Kevin Gallagher of Boston University called the IMF’s new position “truly landmark” but went on to say “the IMF decree does not go far enough. The IMF is still biased toward the eventual liberalisation and deregulation of capital flows, despite academic evidence that premature liberalisation can be harmful to financial stability. What is more, the IMF allows for a very narrow band of circumstances for the use of capital controls, despite the fact that its own research has shown that such measures have worked under a broader set of circumstances. Finally, the IMF puts the majority of the burden for regulating capital flows on emerging market and developing countries, not the industrialised nations that are the source of the speculative finance in the first place. The IMF’s baby-step forward may amount to a big step backward in the broader debate and discussion on the management of capital flows.”
Kavaljit Singh of Indian think tank Public Interest Research Group argued that “its strict adherence to a particular theoretical framework is very much evident in the policy paper which strongly argues that capital flow liberalisation is generally more beneficial and can spur financial and institutional development. In the post-crisis world, there is overwhelming evidence which suggests that pro-cyclical capital flows engender both macroeconomic and financial instability, and even countries with strong macroeconomic fundamentals cannot cope with volatile capital flows. … A major departure from its theoretical positions on capital flows could have added to the credibility and legitimacy of the IMF as an unbiased policy advisor to member countries. Alas, the IMF has lost this opportunity.”
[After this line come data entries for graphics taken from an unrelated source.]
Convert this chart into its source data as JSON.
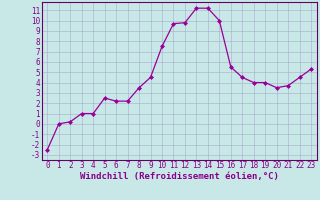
{
  "x": [
    0,
    1,
    2,
    3,
    4,
    5,
    6,
    7,
    8,
    9,
    10,
    11,
    12,
    13,
    14,
    15,
    16,
    17,
    18,
    19,
    20,
    21,
    22,
    23
  ],
  "y": [
    -2.5,
    0.0,
    0.2,
    1.0,
    1.0,
    2.5,
    2.2,
    2.2,
    3.5,
    4.5,
    7.5,
    9.7,
    9.8,
    11.2,
    11.2,
    10.0,
    5.5,
    4.5,
    4.0,
    4.0,
    3.5,
    3.7,
    4.5,
    5.3
  ],
  "line_color": "#990099",
  "marker": "D",
  "marker_size": 2.0,
  "bg_color": "#c8e8e8",
  "grid_color": "#aaaacc",
  "xlabel": "Windchill (Refroidissement éolien,°C)",
  "xlabel_fontsize": 6.5,
  "yticks": [
    -3,
    -2,
    -1,
    0,
    1,
    2,
    3,
    4,
    5,
    6,
    7,
    8,
    9,
    10,
    11
  ],
  "xlim": [
    -0.5,
    23.5
  ],
  "ylim": [
    -3.5,
    11.8
  ],
  "tick_fontsize": 5.5,
  "tick_color": "#880088",
  "spine_color": "#660066",
  "linewidth": 0.9
}
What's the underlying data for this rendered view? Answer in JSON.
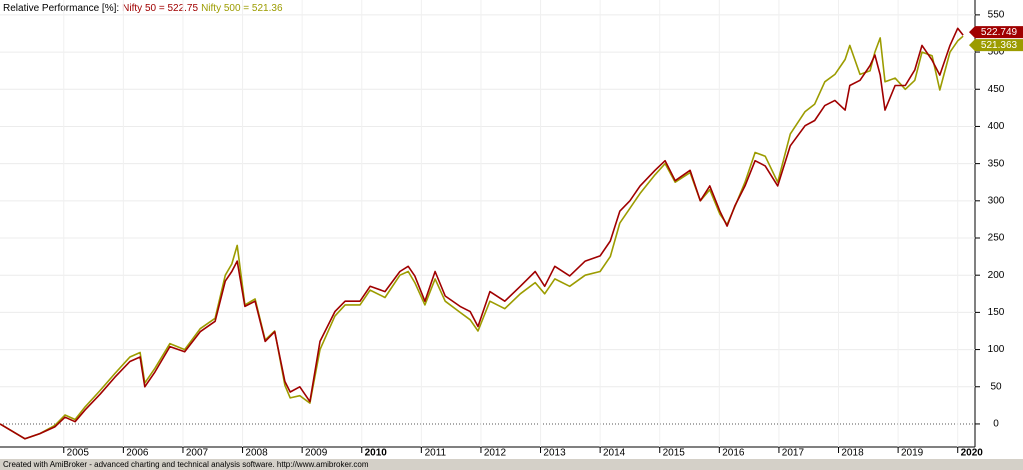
{
  "chart_data": {
    "type": "line",
    "title": "Relative Performance [%]:",
    "footer": "Created with AmiBroker - advanced charting and technical analysis software. http://www.amibroker.com",
    "x": [
      2003.93,
      2004.1,
      2004.35,
      2004.6,
      2004.85,
      2005.02,
      2005.19,
      2005.36,
      2005.61,
      2005.86,
      2006.11,
      2006.28,
      2006.36,
      2006.53,
      2006.78,
      2007.03,
      2007.29,
      2007.54,
      2007.71,
      2007.82,
      2007.91,
      2008.04,
      2008.21,
      2008.38,
      2008.54,
      2008.71,
      2008.8,
      2008.96,
      2009.13,
      2009.3,
      2009.55,
      2009.72,
      2009.97,
      2010.14,
      2010.39,
      2010.64,
      2010.78,
      2010.89,
      2011.06,
      2011.23,
      2011.4,
      2011.65,
      2011.82,
      2011.95,
      2012.15,
      2012.4,
      2012.66,
      2012.91,
      2013.07,
      2013.24,
      2013.49,
      2013.75,
      2014.0,
      2014.17,
      2014.33,
      2014.5,
      2014.67,
      2014.92,
      2015.09,
      2015.26,
      2015.51,
      2015.68,
      2015.84,
      2016.01,
      2016.13,
      2016.26,
      2016.43,
      2016.6,
      2016.77,
      2016.98,
      2017.19,
      2017.44,
      2017.6,
      2017.77,
      2017.94,
      2018.11,
      2018.19,
      2018.36,
      2018.53,
      2018.61,
      2018.7,
      2018.78,
      2018.95,
      2019.12,
      2019.28,
      2019.4,
      2019.57,
      2019.7,
      2019.87,
      2020.0,
      2020.09
    ],
    "series": [
      {
        "name": "Nifty 500 = 521.36",
        "color": "#9c9c00",
        "last_label": "521.363",
        "values": [
          0,
          -8,
          -20,
          -13,
          -2,
          12,
          6,
          23,
          45,
          68,
          90,
          96,
          55,
          75,
          108,
          100,
          128,
          142,
          200,
          215,
          240,
          160,
          168,
          113,
          125,
          52,
          35,
          38,
          28,
          100,
          145,
          160,
          160,
          180,
          170,
          200,
          205,
          190,
          160,
          195,
          165,
          150,
          140,
          125,
          165,
          155,
          175,
          190,
          175,
          195,
          185,
          200,
          205,
          225,
          270,
          290,
          310,
          335,
          350,
          325,
          338,
          300,
          315,
          282,
          268,
          292,
          325,
          365,
          360,
          325,
          390,
          420,
          430,
          460,
          470,
          490,
          509,
          470,
          475,
          500,
          519,
          460,
          465,
          450,
          462,
          500,
          495,
          449,
          500,
          515,
          521.36
        ]
      },
      {
        "name": "Nifty 50 = 522.75",
        "color": "#a00000",
        "last_label": "522.749",
        "values": [
          0,
          -8,
          -20,
          -13,
          -4,
          9,
          3,
          19,
          40,
          63,
          84,
          90,
          50,
          70,
          104,
          97,
          124,
          138,
          192,
          205,
          219,
          158,
          165,
          111,
          124,
          57,
          43,
          50,
          30,
          111,
          151,
          165,
          165,
          185,
          178,
          205,
          212,
          199,
          165,
          205,
          172,
          158,
          151,
          131,
          178,
          165,
          185,
          205,
          185,
          212,
          199,
          219,
          226,
          246,
          286,
          300,
          320,
          341,
          354,
          327,
          341,
          300,
          320,
          286,
          266,
          293,
          320,
          354,
          347,
          320,
          374,
          401,
          408,
          428,
          435,
          422,
          455,
          462,
          482,
          496,
          469,
          422,
          455,
          455,
          476,
          509,
          489,
          469,
          509,
          532,
          522.75
        ]
      }
    ],
    "xlim": [
      2003.93,
      2020.29
    ],
    "xticks": [
      2005,
      2006,
      2007,
      2008,
      2009,
      2010,
      2011,
      2012,
      2013,
      2014,
      2015,
      2016,
      2017,
      2018,
      2019,
      2020
    ],
    "ylim": [
      -31,
      570
    ],
    "yticks": [
      0,
      50,
      100,
      150,
      200,
      250,
      300,
      350,
      400,
      450,
      500,
      550
    ],
    "grid": true
  }
}
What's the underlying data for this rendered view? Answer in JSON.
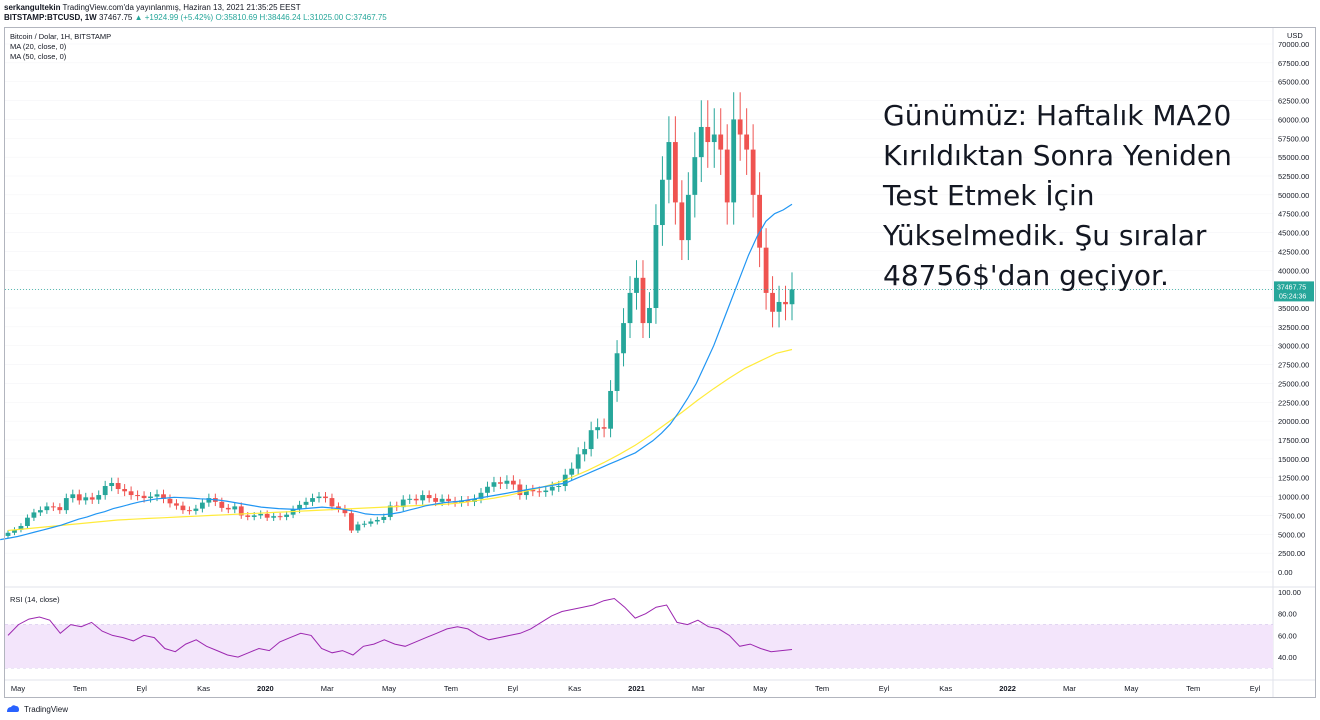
{
  "header": {
    "author": "serkangultekin",
    "published": "TradingView.com'da yayınlanmış, Haziran 13, 2021 21:35:25 EEST",
    "symbol": "BITSTAMP:BTCUSD, 1W",
    "last": "37467.75",
    "change": "▲ +1924.99 (+5.42%)",
    "ohlc_o": "O:35810.69",
    "ohlc_h": "H:38446.24",
    "ohlc_l": "L:31025.00",
    "ohlc_c": "C:37467.75"
  },
  "legend": {
    "title": "Bitcoin / Dolar, 1H, BITSTAMP",
    "ma20": "MA (20, close, 0)",
    "ma50": "MA (50, close, 0)"
  },
  "rsi_label": "RSI (14, close)",
  "annotation": "Günümüz: Haftalık MA20 Kırıldıktan Sonra Yeniden Test Etmek İçin Yükselmedik. Şu sıralar 48756$'dan geçiyor.",
  "footer": {
    "brand": "TradingView"
  },
  "colors": {
    "up": "#26a69a",
    "down": "#ef5350",
    "ma20": "#2196f3",
    "ma50": "#ffeb3b",
    "rsi": "#9c27b0",
    "rsi_band": "#f3e5fb"
  },
  "chart_data": {
    "type": "candlestick",
    "currency_label": "USD",
    "y_ticks": [
      "70000.00",
      "67500.00",
      "65000.00",
      "62500.00",
      "60000.00",
      "57500.00",
      "55000.00",
      "52500.00",
      "50000.00",
      "47500.00",
      "45000.00",
      "42500.00",
      "40000.00",
      "37500.00",
      "35000.00",
      "32500.00",
      "30000.00",
      "27500.00",
      "25000.00",
      "22500.00",
      "20000.00",
      "17500.00",
      "15000.00",
      "12500.00",
      "10000.00",
      "7500.00",
      "5000.00",
      "2500.00",
      "0.00"
    ],
    "ylim": [
      0,
      70000
    ],
    "last_price_tag": "37467.75",
    "countdown_tag": "05:24:36",
    "x_ticks": [
      "May",
      "Tem",
      "Eyl",
      "Kas",
      "2020",
      "Mar",
      "May",
      "Tem",
      "Eyl",
      "Kas",
      "2021",
      "Mar",
      "May",
      "Tem",
      "Eyl",
      "Kas",
      "2022",
      "Mar",
      "May",
      "Tem",
      "Eyl"
    ],
    "x_bold": [
      "2020",
      "2021",
      "2022"
    ],
    "candles_close": [
      5200,
      5600,
      6100,
      7200,
      7900,
      8200,
      8700,
      8600,
      8200,
      9800,
      10300,
      9500,
      9900,
      9600,
      10200,
      11400,
      11800,
      11000,
      10700,
      10200,
      10100,
      9800,
      10000,
      10300,
      9700,
      9100,
      8800,
      8200,
      8100,
      8400,
      9200,
      9800,
      9300,
      8500,
      8300,
      8700,
      7500,
      7300,
      7500,
      7700,
      7200,
      7400,
      7300,
      7600,
      8300,
      8900,
      9300,
      9800,
      10000,
      9800,
      8700,
      8400,
      7800,
      5500,
      6300,
      6400,
      6700,
      6900,
      7300,
      8800,
      8600,
      9600,
      9700,
      9500,
      10200,
      9800,
      9300,
      9700,
      9400,
      9200,
      9500,
      9300,
      9700,
      10500,
      11300,
      11900,
      11700,
      12100,
      11600,
      10200,
      10900,
      10700,
      10600,
      10800,
      11300,
      11400,
      12900,
      13700,
      15600,
      16300,
      18800,
      19200,
      19000,
      24000,
      29000,
      33000,
      37000,
      39000,
      33000,
      35000,
      46000,
      52000,
      57000,
      49000,
      44000,
      50000,
      55000,
      59000,
      57000,
      58000,
      56000,
      49000,
      60000,
      58000,
      56000,
      50000,
      43000,
      37000,
      34500,
      35800,
      35500,
      37467.75
    ],
    "ma20_approx": [
      4300,
      4500,
      4700,
      5000,
      5300,
      5600,
      5900,
      6200,
      6600,
      7000,
      7300,
      7700,
      8000,
      8400,
      8700,
      9000,
      9300,
      9500,
      9700,
      9800,
      9900,
      9850,
      9800,
      9700,
      9650,
      9550,
      9400,
      9200,
      9000,
      8800,
      8600,
      8500,
      8400,
      8350,
      8300,
      8400,
      8500,
      8600,
      8500,
      8400,
      8200,
      8000,
      7700,
      7600,
      7600,
      7700,
      7900,
      8200,
      8500,
      8800,
      9000,
      9200,
      9300,
      9400,
      9600,
      9800,
      10000,
      10200,
      10400,
      10600,
      10800,
      11000,
      11200,
      11400,
      11600,
      11800,
      12300,
      12800,
      13300,
      13800,
      14300,
      14800,
      15300,
      15800,
      16600,
      17400,
      18400,
      19600,
      21200,
      23000,
      25000,
      27500,
      30000,
      33000,
      36000,
      39000,
      42000,
      44500,
      46500,
      47500,
      48000,
      48756
    ],
    "ma50_approx": [
      5500,
      5700,
      5900,
      6100,
      6300,
      6500,
      6700,
      6900,
      7000,
      7100,
      7200,
      7300,
      7400,
      7500,
      7600,
      7700,
      7800,
      7900,
      8000,
      8100,
      8200,
      8300,
      8400,
      8500,
      8600,
      8700,
      8800,
      8900,
      9000,
      9200,
      9500,
      9800,
      10200,
      10700,
      11200,
      11800,
      12600,
      13500,
      14500,
      15600,
      16800,
      18200,
      19700,
      21200,
      22800,
      24300,
      25700,
      27000,
      28000,
      29000,
      29500
    ],
    "rsi_ticks": [
      "100.00",
      "80.00",
      "60.00",
      "40.00"
    ],
    "rsi_band": [
      30,
      70
    ],
    "rsi_values": [
      60,
      70,
      75,
      77,
      74,
      62,
      70,
      68,
      72,
      64,
      60,
      58,
      55,
      60,
      58,
      48,
      45,
      52,
      56,
      50,
      46,
      42,
      40,
      44,
      48,
      46,
      54,
      58,
      62,
      60,
      48,
      44,
      46,
      42,
      50,
      52,
      56,
      52,
      50,
      54,
      58,
      62,
      66,
      68,
      66,
      60,
      56,
      58,
      60,
      62,
      66,
      72,
      78,
      82,
      84,
      86,
      88,
      92,
      94,
      86,
      76,
      80,
      86,
      88,
      72,
      70,
      74,
      68,
      66,
      60,
      50,
      52,
      48,
      45,
      46,
      47
    ]
  }
}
It’s all in the implementation
During a visit to the Philippines shortly after the board discussion, IMF managing director Christine Lagarde faced awkward questions. Deputy governor of the central bank Diwa Guinigundo told journalists that “unique individual country circumstances should be considered” and that the IMF should, “when warranted, by all means endorse” capital flow regulations, including any implemented by the Philippines.
The IMF will face considerable scrutiny as it begins to implement its new institutional view. Martin Rapetti of Argentine think tank Centro de Estudios de Estado y Sociedad (CEDES) argued in mid-November that for Latin America, the main threat from volatile capital flows is no longer financial crises. “Capital inflows have led to a pronounced appreciation of the real exchange rates (RERs) in the region, especially in South America. … Current RER levels are unlikely to trigger a sudden stop and consequently do not represent a threat in terms of external and financial crises. They do, however, pose a threat in terms of development prospects.” That is because a rising exchange rate inhibits growth via its “impact … on the tradable sector, especially on manufactures and knowledge-intensive tradable services.”
Rapetti recommends that capital account policy should be one tool for targeting exchange rates in order to stimulate economic development. Given that the new IMF policy only provides limited space for using capital account measures, the policy recommended by Rapetti would be considered off limits by the Fund.